Le principe s’inspire directement du « Dites-le nous en une fois » du précédent quinquennat. Une initiative qui s’est soldée par un échec, car la liste des exceptions était tellement longue que la réforme perdait quasiment tout intérêt. Cette fois, le projet de loi prévoit une expérimentation plus modeste, pour une durée de quatre ans, pour que les entreprises qui se créent par exemple n’aient plus qu’une seule déclaration à faire.
Plus globalement, les entreprises « ne seront plus tenues de communiquer à l’administration des informations que celle-ci détient dans un traitement automatisé ou qui peuvent être obtenues d’une autre administration par un tel traitement ». Dans la même veine, certains services de l’Etat ou de collectivités territoriales pourront désigner un interlocuteur unique capable de traiter l’ensemble des démarches engagées par une entreprise ou un citoyen.
Le rescrit administratif est déjà couramment utilisé dans certaines procédures fiscales, beaucoup moins dans le domaine social ou douanier par exemple. Le projet de loi entend généraliser cet outil, mais l’administration y est souvent très réticente. Le texte introduit aussi un droit au contrôle volontaire, c’est-à-dire à la demande de l’entreprise, dont les conclusions seront elles aussi opposables.
Dans le même esprit, toutes les circulaires qui seront publiées par l’administration seront désormais opposables. A l’inverse, les circulaires non publiées dans les semaines qui suivent leur signature seront considérées comme nulles.

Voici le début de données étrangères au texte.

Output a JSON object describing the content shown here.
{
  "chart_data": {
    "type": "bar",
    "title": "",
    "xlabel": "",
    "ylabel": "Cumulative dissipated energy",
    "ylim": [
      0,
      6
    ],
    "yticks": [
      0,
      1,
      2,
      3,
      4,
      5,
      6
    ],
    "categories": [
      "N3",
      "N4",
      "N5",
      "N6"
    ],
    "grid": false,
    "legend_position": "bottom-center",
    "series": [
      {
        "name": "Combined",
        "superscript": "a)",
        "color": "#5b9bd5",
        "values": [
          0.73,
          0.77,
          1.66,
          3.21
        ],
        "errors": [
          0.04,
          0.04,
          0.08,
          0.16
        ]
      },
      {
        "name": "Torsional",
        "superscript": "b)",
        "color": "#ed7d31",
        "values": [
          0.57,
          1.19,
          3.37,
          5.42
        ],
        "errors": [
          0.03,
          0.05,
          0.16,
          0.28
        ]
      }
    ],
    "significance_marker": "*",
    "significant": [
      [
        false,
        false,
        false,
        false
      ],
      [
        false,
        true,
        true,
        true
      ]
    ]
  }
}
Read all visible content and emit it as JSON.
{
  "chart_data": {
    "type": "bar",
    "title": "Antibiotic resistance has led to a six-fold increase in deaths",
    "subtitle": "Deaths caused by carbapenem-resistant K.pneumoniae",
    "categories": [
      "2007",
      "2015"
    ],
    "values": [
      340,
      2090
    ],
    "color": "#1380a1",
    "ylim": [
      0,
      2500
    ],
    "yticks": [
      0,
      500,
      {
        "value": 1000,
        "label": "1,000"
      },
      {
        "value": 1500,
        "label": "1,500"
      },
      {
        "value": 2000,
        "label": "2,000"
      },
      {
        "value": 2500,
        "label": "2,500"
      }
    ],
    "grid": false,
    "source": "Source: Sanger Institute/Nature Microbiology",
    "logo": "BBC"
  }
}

Cette partie du texte s’applique, à ce stade, aux acteurs de la construction. Pour faciliter la réalisation de projets de construction, le projet de loi prévoit que les entreprises pourront « déroger à certaines règles de construction sous réserve qu’elles apportent la preuve qu’elles parviennent, par les moyens qu’elles entendent mettre en oeuvre, à des résultats équivalents ». Au lieu de contrôler les moyens mis en oeuvre, l’Etat se concentrerait ainsi sur le contrôle du résultat. Ce serait notamment le cas pour tout ce qui concerne les matériaux anti-incendie.
Pour inciter l’administration à recourir aux transactions, en cas de contentieux fiscaux ou environnementaux par exemple, la décision sera désormais prise par un comité afin d’évacuer toute responsabilité personnelle du signataire. Les décrets devront préciser le montant à partir duquel la transaction doit être préalablement soumise à l’avis de ce comité. En cas d’avis défavorable du comité, la transaction ne pourra être conclue qu’après homologation par le juge compétent.
A titre expérimental là encore, les contrôles administratifs exercés dans les PME (moins de 250 salariés) ne pourront pas excéder, pour un même établissement, une durée cumulée de neuf mois sur une période de trois ans, « sauf s’il existe une présomption de manquement à une obligation légale ou réglementaire », précise le texte. Cette expérimentation est menée dans les régions Hauts-de-France et Auvergne-Rhône-Alpes pour une durée de trois ans.